If $G$ is a group such that for subgroup, say $H$, $[G:H]=n<\infty$ then there is a normal subgroup, say $K$, in $G$ such that $K\leq H$ and $[G:k]$ is finite and divides $n!$.

For proof the above fact, you can use the way @Dennis noted in brief and so you can build your own proof.

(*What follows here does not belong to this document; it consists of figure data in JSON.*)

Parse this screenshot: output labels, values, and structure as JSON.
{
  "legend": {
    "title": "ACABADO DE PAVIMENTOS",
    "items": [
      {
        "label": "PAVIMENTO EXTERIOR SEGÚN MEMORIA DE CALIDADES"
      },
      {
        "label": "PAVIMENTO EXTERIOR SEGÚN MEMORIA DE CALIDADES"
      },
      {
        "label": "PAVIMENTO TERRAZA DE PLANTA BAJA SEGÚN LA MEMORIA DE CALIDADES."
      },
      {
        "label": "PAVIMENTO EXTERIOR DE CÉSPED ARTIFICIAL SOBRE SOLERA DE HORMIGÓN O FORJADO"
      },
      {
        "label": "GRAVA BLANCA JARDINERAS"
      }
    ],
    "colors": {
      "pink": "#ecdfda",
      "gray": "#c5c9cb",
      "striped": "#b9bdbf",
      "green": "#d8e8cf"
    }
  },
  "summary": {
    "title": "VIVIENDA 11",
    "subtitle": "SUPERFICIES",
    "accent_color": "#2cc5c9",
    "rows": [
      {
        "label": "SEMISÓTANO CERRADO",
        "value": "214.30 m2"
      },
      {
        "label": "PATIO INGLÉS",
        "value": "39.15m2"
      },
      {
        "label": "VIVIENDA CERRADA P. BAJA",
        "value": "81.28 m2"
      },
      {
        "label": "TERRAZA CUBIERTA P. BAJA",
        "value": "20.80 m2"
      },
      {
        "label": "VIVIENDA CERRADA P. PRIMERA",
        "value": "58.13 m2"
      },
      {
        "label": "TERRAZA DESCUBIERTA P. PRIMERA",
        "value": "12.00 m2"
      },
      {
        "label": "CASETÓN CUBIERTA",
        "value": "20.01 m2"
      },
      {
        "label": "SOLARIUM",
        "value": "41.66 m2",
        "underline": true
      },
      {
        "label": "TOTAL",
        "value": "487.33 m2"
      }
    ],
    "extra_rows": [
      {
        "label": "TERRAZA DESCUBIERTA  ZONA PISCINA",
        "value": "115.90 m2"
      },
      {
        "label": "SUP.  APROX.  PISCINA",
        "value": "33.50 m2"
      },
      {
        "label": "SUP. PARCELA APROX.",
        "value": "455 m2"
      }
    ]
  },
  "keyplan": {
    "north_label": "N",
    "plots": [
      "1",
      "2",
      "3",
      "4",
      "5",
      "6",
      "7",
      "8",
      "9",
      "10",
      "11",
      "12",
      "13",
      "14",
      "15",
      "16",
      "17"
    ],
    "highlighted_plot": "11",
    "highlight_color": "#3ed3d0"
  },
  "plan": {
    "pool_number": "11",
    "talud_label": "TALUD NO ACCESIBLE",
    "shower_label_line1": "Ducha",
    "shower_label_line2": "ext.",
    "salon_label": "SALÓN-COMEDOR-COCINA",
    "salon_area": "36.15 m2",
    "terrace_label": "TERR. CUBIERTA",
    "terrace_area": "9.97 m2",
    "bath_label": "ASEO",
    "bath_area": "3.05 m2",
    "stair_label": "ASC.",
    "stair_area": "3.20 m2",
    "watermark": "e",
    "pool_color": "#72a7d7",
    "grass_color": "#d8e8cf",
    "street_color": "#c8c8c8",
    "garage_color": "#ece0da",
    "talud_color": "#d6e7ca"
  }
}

Hence, here we have such $K$ with $[G:K]\big|3!=1\times 2\times 3$. Obviously, $[G:K]\neq 1, \neq2$ so....

2

Suppose that $H$ is a subgroup of index $3$. According to Theorem 4.4 of Basic abstract Algebra of BHATTACHARYA, we know that there is a homomorphism $‎\varphi‎:G ‎\rightarrow‎ S_3$ such that $Ker(‎\varphi‎)=‎\cap‎ xHx^{-1}$. So $|Img(\varphi) |\mid 6$ and $Ker(\varphi)\subset H$. Therefore $|Img(\varphi)|\in \{1, 2, 3, 6\}$ and $[G:Ker(\varphi)]\geq 3$. But we know that $G/Ker(\varphi) \simeq Img(\varphi)$, then $|Img(\varphi)|\in \{ 3, 6\}$. If $|Img(\varphi)|=6$, then we have $G/Ker(\varphi)\simeq S_3$. But in $S_3$ we have $H=\{ I, (1 2 3), (1 3 2)\}$ is normal and of index $2$. So there exist a subgroup of index $2$ in $G$, a contradiction. So $|Img(\varphi)|=3$ and therefore $|G/Ker(\varphi)|=3$ and since $Ker(\varphi)\subset H$ we conclude that $Ker(\varphi)=H$ and then $H$ is normal.